Overloading relational operators separately; thoughts?

Jacob Carlborg via Digitalmars-d digitalmars-d at puremagic.com
Thu Sep 29 06:18:57 PDT 2016


On 2016-09-29 14:57, rikki cattermole wrote:
> Me and Cauterite were toying with the idea of AST macros but in a
> completely new form a while ago.
>
> Below is the usage of it.
>
> Something you'll notice about it is that it could turn the asm block
> into a library solution (which is clearly what we'd want anyway).

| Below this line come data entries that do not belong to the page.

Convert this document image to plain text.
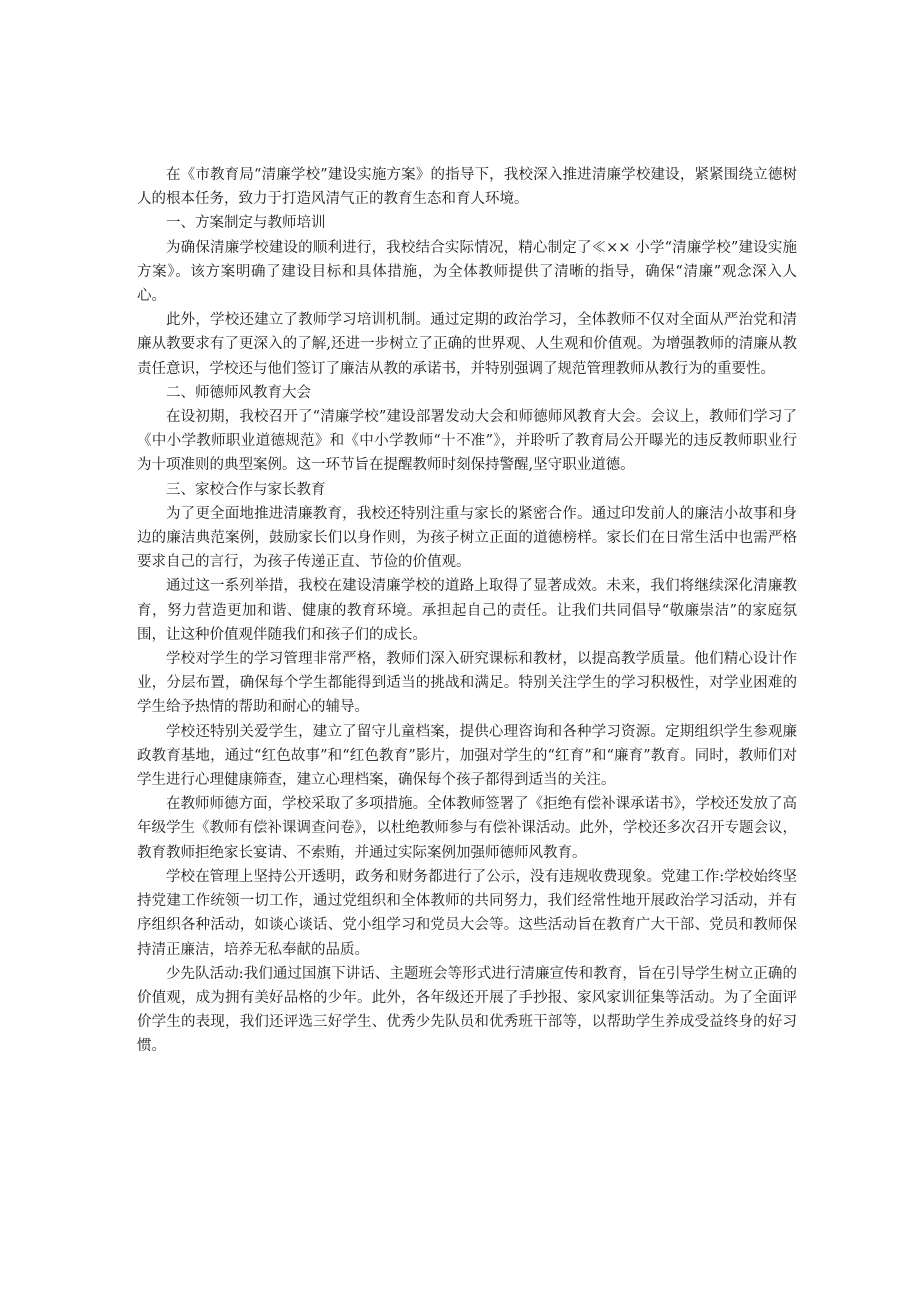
在《市教育局“清廉学校”建设实施方案》的指导下，我校深入推进清廉学校建设，紧紧围绕立德树人的根本任务，致力于打造风清气正的教育生态和育人环境。

一、方案制定与教师培训

为确保清廉学校建设的顺利进行，我校结合实际情况，精心制定了≪×× 小学“清廉学校”建设实施方案》。该方案明确了建设目标和具体措施，为全体教师提供了清晰的指导，确保“清廉”观念深入人心。

此外，学校还建立了教师学习培训机制。通过定期的政治学习，全体教师不仅对全面从严治党和清廉从教要求有了更深入的了解,还进一步树立了正确的世界观、人生观和价值观。为增强教师的清廉从教责任意识，学校还与他们签订了廉洁从教的承诺书，并特别强调了规范管理教师从教行为的重要性。

二、师德师风教育大会

在设初期，我校召开了“清廉学校”建设部署发动大会和师德师风教育大会。会议上，教师们学习了《中小学教师职业道德规范》和《中小学教师“十不准”》，并聆听了教育局公开曝光的违反教师职业行为十项准则的典型案例。这一环节旨在提醒教师时刻保持警醒,坚守职业道德。

三、家校合作与家长教育

为了更全面地推进清廉教育，我校还特别注重与家长的紧密合作。通过印发前人的廉洁小故事和身边的廉洁典范案例，鼓励家长们以身作则，为孩子树立正面的道德榜样。家长们在日常生活中也需严格要求自己的言行，为孩子传递正直、节俭的价值观。

通过这一系列举措，我校在建设清廉学校的道路上取得了显著成效。未来，我们将继续深化清廉教育，努力营造更加和谐、健康的教育环境。承担起自己的责任。让我们共同倡导“敬廉崇洁”的家庭氛围，让这种价值观伴随我们和孩子们的成长。

学校对学生的学习管理非常严格，教师们深入研究课标和教材，以提高教学质量。他们精心设计作业，分层布置，确保每个学生都能得到适当的挑战和满足。特别关注学生的学习积极性，对学业困难的学生给予热情的帮助和耐心的辅导。

学校还特别关爱学生，建立了留守儿童档案，提供心理咨询和各种学习资源。定期组织学生参观廉政教育基地，通过“红色故事”和“红色教育”影片，加强对学生的“红育”和“廉育”教育。同时，教师们对学生进行心理健康筛查，建立心理档案，确保每个孩子都得到适当的关注。

在教师师德方面，学校采取了多项措施。全体教师签署了《拒绝有偿补课承诺书》，学校还发放了高年级学生《教师有偿补课调查问卷》，以杜绝教师参与有偿补课活动。此外，学校还多次召开专题会议，教育教师拒绝家长宴请、不索贿，并通过实际案例加强师德师风教育。

学校在管理上坚持公开透明，政务和财务都进行了公示，没有违规收费现象。党建工作:学校始终坚持党建工作统领一切工作，通过党组织和全体教师的共同努力，我们经常性地开展政治学习活动，并有序组织各种活动，如谈心谈话、党小组学习和党员大会等。这些活动旨在教育广大干部、党员和教师保持清正廉洁，培养无私奉献的品质。

少先队活动:我们通过国旗下讲话、主题班会等形式进行清廉宣传和教育，旨在引导学生树立正确的价值观，成为拥有美好品格的少年。此外，各年级还开展了手抄报、家风家训征集等活动。为了全面评价学生的表现，我们还评选三好学生、优秀少先队员和优秀班干部等，以帮助学生养成受益终身的好习惯。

Not to
> mention Linq style queries.
>
> In theory it shouldn't be too complex to implement since you are only
> doing basic checks to determine if to parse the given statement / block
> to a rewriter function.
>
> ```D
> void main() {
>     // \/ parsed by iasm.c by matches {}'s and sending contents to it
>     asm {
>         ...
>     }
>
>     import linq;
>     @Linq
>     DataSource source = ...;
>     Tree[] trees = source.trees.where(name = "abc").limit(20);
>
>     import Assembly_x86;
>
>     asm {
>         ...
>     }
> }
>
> struct Linq {
>     string __ast(OnType, ExpectedType)(string statement) {
>         assert(statement == "source.trees.where(name = "abc").limit(20);");
>         static assert(OnType == DataSource);
>         static assert(ExpectedType == Tree[]);
>     }
> }
>
> // Assembly_x86.d
>
> struct X86 {}
> struct ASM {
>
>     string __ast(OnType, ExpectedType)(string statement) {
>         assert(statement == "asm {\n        ...\n    };");
>         static assert(OnType == X86);
>         static assert(ExpectedType == void);
>     }
> }
>
> @ASM
> X86 asm;
> ```

Hmm, I find this to be somewhat difficult to follow. You get the AST as 
a string? Which means you need to implement a parser. How will the macro 
invocation be transformed? Return a string from the macro which will be 
reparsed by the compiler and inserted at the call site?